Женя выглядел чересчур эстетски, но в каком-то мистическом смысле этого слова. Он оставался самим собой – как всегда пил и как всегда оставался Головиным. Но я узнал, что между ним и Джемалем (а ведь они были друзьями; в 70-е годы я самолично сблизил их) произошёл конфликт, очень эмоциональный и серьёзный. Они разошлись, и только в последние годы это немножко улеглось – они могли хотя бы видеть друг друга.
С Дугиным за это время мы не успели пообщаться, ведь мы даже не были знакомы. Я знал о нём по письму Ларисы Пятницкой и очень многого от него ожидал. Но наше знакомство развернулось впоследствии, постепенно; во всяком случае, для меня было очевидно, что Дугин – серьёзное пополнение Южинского; я понял, что этот человек вошёл в ту ауру, которую продолжали создавать без меня Головин и Джемаль, ставшие его первыми учителями. А другим его «учителем» были «Шатуны». Дугин был тогда совсем молодым человеком, и я был рад, что появилась такая южинско-мамлеевская молодёжь. Южинского, конечно, уже не было; я прошёл мимо того места, где когда-то стоял мой дом. Теперь здесь высилась двенадцатиэтажка, но я разглядел-таки малюсенькое зданьице, оставшееся от южинских времён… Это меня порадовало.

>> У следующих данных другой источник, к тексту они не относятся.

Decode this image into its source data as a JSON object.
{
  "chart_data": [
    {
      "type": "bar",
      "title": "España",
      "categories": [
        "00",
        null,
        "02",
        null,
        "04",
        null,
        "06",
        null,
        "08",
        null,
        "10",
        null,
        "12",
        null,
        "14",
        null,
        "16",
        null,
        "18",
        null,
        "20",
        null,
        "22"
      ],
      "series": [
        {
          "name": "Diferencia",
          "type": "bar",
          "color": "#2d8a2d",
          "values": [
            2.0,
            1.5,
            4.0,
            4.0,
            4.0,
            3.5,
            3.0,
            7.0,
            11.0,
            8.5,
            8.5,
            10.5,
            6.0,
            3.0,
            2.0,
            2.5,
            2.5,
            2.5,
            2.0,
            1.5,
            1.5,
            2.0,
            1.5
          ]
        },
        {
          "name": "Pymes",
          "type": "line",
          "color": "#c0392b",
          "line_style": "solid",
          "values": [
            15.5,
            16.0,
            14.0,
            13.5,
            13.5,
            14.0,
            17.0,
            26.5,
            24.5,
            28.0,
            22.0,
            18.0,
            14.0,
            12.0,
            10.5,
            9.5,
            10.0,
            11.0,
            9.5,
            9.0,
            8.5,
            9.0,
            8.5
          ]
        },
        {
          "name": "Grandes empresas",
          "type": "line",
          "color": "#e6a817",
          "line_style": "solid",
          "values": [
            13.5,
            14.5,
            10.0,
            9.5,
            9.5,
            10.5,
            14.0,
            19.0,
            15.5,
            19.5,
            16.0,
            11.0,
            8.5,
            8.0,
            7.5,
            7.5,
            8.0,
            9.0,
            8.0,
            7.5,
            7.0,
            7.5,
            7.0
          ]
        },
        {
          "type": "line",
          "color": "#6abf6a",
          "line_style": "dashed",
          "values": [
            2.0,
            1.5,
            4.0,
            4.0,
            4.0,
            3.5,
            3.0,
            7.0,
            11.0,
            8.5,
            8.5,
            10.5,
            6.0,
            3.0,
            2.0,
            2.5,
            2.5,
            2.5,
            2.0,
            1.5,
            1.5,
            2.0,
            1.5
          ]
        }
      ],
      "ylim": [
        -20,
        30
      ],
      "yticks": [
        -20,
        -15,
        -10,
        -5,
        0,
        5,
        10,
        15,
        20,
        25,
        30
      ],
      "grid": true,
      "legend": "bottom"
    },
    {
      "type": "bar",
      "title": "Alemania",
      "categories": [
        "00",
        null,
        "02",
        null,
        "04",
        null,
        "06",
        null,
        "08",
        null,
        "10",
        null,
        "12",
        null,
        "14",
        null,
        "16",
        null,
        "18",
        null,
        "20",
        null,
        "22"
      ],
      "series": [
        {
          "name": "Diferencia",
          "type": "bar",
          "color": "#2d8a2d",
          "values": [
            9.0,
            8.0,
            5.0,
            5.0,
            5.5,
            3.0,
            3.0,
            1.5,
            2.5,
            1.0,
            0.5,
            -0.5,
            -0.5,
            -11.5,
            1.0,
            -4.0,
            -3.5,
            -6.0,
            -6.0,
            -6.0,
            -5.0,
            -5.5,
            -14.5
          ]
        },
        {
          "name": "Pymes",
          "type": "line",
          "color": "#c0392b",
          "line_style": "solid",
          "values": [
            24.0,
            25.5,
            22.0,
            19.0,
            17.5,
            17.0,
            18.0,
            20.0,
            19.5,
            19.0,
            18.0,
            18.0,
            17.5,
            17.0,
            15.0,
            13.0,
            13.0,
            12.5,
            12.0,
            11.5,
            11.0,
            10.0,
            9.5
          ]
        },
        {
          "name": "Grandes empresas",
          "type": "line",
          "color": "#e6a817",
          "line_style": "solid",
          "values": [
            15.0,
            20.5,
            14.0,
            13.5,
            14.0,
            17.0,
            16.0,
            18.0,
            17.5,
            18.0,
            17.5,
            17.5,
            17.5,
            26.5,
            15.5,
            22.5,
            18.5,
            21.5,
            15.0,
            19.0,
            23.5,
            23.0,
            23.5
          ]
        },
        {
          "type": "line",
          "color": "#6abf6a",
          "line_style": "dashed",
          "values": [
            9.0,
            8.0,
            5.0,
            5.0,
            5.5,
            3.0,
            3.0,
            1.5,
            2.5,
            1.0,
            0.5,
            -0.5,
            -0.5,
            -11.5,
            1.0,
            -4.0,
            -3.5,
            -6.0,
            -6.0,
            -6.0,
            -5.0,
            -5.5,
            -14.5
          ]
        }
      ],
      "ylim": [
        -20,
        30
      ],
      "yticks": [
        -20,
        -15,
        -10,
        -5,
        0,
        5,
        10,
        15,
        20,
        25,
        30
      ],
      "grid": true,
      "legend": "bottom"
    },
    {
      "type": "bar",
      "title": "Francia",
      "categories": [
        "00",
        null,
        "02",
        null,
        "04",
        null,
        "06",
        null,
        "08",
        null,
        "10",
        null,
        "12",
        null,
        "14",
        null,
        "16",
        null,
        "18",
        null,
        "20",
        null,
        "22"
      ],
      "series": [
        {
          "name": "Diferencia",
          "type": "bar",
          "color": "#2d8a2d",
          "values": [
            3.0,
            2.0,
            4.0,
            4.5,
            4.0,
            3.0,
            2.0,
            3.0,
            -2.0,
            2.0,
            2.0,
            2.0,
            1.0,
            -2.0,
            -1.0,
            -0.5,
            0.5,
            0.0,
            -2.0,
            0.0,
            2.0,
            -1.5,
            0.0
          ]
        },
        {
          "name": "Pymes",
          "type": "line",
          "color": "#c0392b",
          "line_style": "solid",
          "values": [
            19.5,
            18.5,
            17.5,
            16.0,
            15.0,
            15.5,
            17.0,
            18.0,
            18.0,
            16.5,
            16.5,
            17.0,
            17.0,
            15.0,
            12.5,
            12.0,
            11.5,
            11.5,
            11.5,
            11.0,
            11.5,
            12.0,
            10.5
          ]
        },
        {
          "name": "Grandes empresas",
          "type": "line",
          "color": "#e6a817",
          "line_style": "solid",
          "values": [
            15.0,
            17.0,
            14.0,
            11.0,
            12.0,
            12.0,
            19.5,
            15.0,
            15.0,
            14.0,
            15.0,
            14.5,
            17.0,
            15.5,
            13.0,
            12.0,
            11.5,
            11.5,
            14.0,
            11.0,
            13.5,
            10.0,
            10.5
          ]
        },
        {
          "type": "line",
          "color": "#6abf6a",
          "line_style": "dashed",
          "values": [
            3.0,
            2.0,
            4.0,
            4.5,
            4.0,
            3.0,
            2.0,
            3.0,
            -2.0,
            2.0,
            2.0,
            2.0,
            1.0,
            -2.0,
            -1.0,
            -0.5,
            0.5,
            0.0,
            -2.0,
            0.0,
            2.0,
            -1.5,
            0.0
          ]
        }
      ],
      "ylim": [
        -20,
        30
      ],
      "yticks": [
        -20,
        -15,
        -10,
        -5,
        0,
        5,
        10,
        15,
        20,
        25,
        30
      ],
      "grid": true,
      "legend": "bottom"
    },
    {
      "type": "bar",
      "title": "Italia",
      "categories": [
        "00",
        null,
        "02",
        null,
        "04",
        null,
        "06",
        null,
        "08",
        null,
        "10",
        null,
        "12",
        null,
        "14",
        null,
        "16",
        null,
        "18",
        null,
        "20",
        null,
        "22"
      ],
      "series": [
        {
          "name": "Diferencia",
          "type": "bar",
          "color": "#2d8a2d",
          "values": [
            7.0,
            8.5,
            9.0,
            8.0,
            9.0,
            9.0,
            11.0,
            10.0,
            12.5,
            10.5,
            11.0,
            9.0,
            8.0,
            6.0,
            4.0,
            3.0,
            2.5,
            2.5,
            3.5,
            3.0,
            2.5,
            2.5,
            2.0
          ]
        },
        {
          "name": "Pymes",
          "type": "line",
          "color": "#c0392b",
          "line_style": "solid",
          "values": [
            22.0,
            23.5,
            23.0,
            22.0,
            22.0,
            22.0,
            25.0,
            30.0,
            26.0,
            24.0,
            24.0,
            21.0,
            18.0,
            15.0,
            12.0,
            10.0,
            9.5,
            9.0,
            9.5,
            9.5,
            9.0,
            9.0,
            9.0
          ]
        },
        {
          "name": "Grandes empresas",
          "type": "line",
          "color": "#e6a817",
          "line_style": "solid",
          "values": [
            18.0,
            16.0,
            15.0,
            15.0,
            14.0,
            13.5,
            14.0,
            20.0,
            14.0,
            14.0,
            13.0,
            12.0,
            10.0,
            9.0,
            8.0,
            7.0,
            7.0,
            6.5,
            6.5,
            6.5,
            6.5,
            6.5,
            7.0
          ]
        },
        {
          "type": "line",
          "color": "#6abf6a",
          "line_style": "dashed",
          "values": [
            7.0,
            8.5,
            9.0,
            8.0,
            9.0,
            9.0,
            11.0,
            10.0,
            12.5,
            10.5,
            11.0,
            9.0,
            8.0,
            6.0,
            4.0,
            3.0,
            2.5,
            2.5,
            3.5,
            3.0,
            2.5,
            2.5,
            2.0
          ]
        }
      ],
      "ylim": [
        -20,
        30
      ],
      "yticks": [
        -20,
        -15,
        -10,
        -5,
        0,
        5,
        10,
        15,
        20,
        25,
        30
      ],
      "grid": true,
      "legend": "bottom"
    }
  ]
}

В общем, я чувствовал, что каждый из нас, и я в том числе, прошёл значительный путь и что нам ещё предстоит узнавать друг друга, узнавать то, что выросло в душе и появилось изнутри, из глубин за это время разлуки.
Кроме того, я узнал, что «Шатуны» в самиздате проделывали свой тяжёлый мистический путь, и люди, которые читали этот роман, не сходили с ума, но выходили на некий уровень, который не был им знаком до чтения этого произведения. Иными словами, я видел, как эта книга меняла сознание людей, делала их другими. Этот феномен всегда сопровождал «Шатунов». Женя Головин прочёл роман, когда я был уже на Западе… Он сказал мне, что плакал, читая эту книгу. Он-то, конечно, принадлежал к тем, для кого эзотеризм не был преградой… Маячили ещё двое его приятелей, которые носили этот самиздатовский роман с собой, и они жаждали меня видеть, им было интересно, что это за человек написал такую книгу. Такая возможность представилась, потому что время посещения Москвы быстро кончилось, и насколько уже было свободно, я понял по тому, насколько свободно был организован вечер прощания со мной. На следующий день я должен был улетать обратно в Париж, и неофициально распространился слух, что, мол, будет встреча с Мамлеевым в такой-то квартире. Никаких препятствий к этому не было, хотя кто-то там дежурил, даже милиция приходила, но всё было вполне лояльно и культурно. Народу собралось очень много. И опять многих поразил мой вид – как они выразились, «западного интеллигента». Чего-чего, а уж такой оценки я не ожидал. Но это, конечно, было внешнее впечатление. Эти люди отдавали себе отчёт, что это было нечто вроде защитного панциря, что ли… Чтобы жить в мире потребления. Так они, наверное, решили. Не знаю, может быть, иначе. Может быть, им казалось, что меня испортил успех, но это было нелепее всего. Я не вдавался в подробности, но даже Лариса Пятницкая сказала, что, видимо, так было необходимо, чтобы у тебя, у Мамлеева, не мамлеевский вид стал.
Помню, один из читателей вскричал: «Неужели этот человек написал «Шатуны»?». Те, кто меня знал, хихикнули. Тем не менее мне было неописуемо интересно на этом вечере. Были старые знакомые, были совершенно новые лица. Они показывали самиздатовское издание «Шатунов», я им показывал «Шатуны», изданные во Франции на русском и на французском… Кое-кто ведь читал по-французски, и интересовались, например, как такое может звучать на французском языке. Но главное было в том, что в этой стихии встречи, чувствовалось, что страна стоит на переломе. Впоследствии мне рассказали, что в какой-то газете, уже в 90-е годы, написали странную фразу, что Советский Союз погубили Солженицын и Мамлеев. Я отнёсся к этому, как к абсурду, потому что никогда не участвовал в политической жизни. Тем более, к СССР я начал испытывать определённые, мягко говоря, симпатии, понимая его роль и роль советской власти в спасении страны во времена Великой Отечественной войны. Ну, и многое другое. Мы уже давно переросли односторонность подхода, потому что одно дело – коммунистическая система, другое – Советский Союз как государство, третье – народ, четвёртое – интеллигенция, пятое – будущее. А будущее принадлежит не Советскому Союзу, а России. Но Советский Союз сохранил Россию, несмотря ни на что. В общем, была целая панорама эмоций.